PAULETTE(présentant. )
Monsieur Snobinet, du Théâtre Sarah Bernhardt.

SNOBINET
Mesdames.

MIETTE
Oh ! Marguerite, Snobinet !

MARGUERITE
Oh ! et moi qui l'adore…

SNOBINET(flatté. )
Oh !

MARGUERITE
je vous ai vu jouer… Ah ! vous avez des jambes !…

SNOBINET
Hein !

MARGUERITE
Il faut que je vous embrasse. (Elle l'embrasse.)

MIETTE
Et moi aussi. (Même jeu.)

FIRMIN(aux autres. )
C'est gai de les avoir pour maîtresses !

SNOBINET
J'ai des jambes ! Tout de même, je n'ai pas que ça !

MARGUERITE
Oh ! je ne sais pas, je n'ai pas vu le reste.

SNOBINET
Hein !

FIRMIN
Prière de ne pas prendre ça pour une invite.

PAULETTE(remontant au-dessus de la table. )
Allons ! mes enfants, les œufs vous tendent les bras, à table !

SERGE
C'est ça ! à table ! à table ! c'est pas trop tôt.

PAULETTE
Non, mon vieux, non, c'est pas ta place.

SERGE
Comment !

PAULETTE
Non, aujourd'hui, c'est Isidore !

ISIDORE
Moi !

SERGE(VEXÉ)
Ah ! bon… bon… allez ! allez !…

ISIDORE
Mais comment, mais…

PAULETTE
Mais naturellement, voyons ! vous déjeunez avec nous.

ISIDORE
Oh ! madame, oh !

PAULETTE
Vous me faites vis-à-vis… la place du maître de maison.

ISIDORE
Oh ! oh ! à table, moi ! TOUS Mais oui ! mais oui !

ISIDORE
Oh !

PAULETTE(à Philomèle qui rentre. )
Servez, Philomèle !

PHILOMÈLE
Oui, madame.

ISIDORE(à Serge. )
Au moins, je ne prive pas monsieur ?

SERGE(qui a fait le tour de la table et se trouve près de Paulette. )
Du tout ! du tout !
(Il va pour s'asseoir à côté de Paulette.)


PAULETTE(à Serge. )
Mais t'es pas là, toi, c'est la place de monseigneur ! (A Actinescu.)
Monseigneur…

ACTINESCU
Voilà ! Voilà !
(Il remonte à la place indiquée.)


PAULETTE(à Serge qu'elle trouve à son autre côté. )
Mais pas là non plus ! ce n'est pas toi qui es de la maison…

SERGE
Ah ! pardon.

PAULETTE
Mittwoch… ou Snobinet ? Oui, Mittwoch, le plus âgé.

MITTWOCH
Mais je ne sais pas !

SNOBINET
Si ! Si !

PAULETTE
Alors Snobinet, là ! (Elle indique le bout de table droit.)
Firmin là ! (Aux femmes.)
Marguerite et Miette de chaque côté d'Isidore.

MIETTE(prenant le bras. )
A chacune son bras.

PAULETTE
Ah ! regardez-les là ! ah !

SERGE
Et moi, alors, où je me mets ?

PAULETTE
Où tu voudras.

SERGE
Oui, oh ! j'ai le choix.

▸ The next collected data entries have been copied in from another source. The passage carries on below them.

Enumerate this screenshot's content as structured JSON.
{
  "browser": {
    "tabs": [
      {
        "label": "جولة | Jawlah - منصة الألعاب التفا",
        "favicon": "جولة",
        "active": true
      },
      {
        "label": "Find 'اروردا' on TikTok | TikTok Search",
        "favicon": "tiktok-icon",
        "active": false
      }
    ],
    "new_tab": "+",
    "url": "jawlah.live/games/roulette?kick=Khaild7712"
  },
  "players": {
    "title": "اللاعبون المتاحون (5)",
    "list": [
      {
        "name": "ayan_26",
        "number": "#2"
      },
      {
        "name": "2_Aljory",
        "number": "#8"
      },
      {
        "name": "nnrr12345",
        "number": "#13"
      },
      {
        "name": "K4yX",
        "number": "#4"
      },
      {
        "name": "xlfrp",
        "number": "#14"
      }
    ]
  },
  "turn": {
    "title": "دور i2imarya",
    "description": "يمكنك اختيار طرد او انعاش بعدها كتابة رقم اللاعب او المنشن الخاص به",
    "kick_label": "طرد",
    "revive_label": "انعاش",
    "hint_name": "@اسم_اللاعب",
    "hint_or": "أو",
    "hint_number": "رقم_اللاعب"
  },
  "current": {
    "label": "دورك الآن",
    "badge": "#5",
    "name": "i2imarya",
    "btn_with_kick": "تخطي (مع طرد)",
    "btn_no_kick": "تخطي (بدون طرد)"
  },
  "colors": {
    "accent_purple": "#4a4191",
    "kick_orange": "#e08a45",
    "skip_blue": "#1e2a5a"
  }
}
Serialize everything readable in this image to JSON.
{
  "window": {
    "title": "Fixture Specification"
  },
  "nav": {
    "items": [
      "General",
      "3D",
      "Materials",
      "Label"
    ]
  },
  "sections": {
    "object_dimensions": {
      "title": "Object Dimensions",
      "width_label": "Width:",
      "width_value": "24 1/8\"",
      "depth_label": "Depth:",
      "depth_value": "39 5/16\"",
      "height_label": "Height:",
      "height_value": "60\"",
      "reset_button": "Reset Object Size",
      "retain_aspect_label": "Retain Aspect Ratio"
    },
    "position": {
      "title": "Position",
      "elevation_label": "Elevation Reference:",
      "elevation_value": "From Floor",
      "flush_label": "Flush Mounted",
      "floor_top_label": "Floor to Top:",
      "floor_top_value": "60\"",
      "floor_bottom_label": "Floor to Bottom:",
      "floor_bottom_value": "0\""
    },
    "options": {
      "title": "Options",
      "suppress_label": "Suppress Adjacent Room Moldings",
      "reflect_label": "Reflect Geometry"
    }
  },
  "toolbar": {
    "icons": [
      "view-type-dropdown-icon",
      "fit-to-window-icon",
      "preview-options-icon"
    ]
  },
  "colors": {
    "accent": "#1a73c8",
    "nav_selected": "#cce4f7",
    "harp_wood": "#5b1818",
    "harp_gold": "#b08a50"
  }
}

Y a pas de place.

PAULETTE
Eh ! ben, on se serrera.

SERGE
Y a même pas de couvert.

PAULETTE
Ben ! on en mettra un… (Appelant.)
Philomèle !

SERGE(à Marguerite. )
Ah ! on est bien !… Je ne vous gêne pas ?

MARGUERITE
Du tout…du tout.
(On s'assied. Philomèle passe les œufs.)


MARGUERITE
Attendez, je vais vous servir. (Elle le sert.)

MIETTE
Moi aussi, je vais vous servir.

ISIDORE
Oh ! mesdames, ça m'en fait deux…

MITTWOCH
Hé ! il s'embête pas, Isidore, là !

ISIDORE
Mais non, monsieur Mittwoch.

MARGUERITE(à Isidore. )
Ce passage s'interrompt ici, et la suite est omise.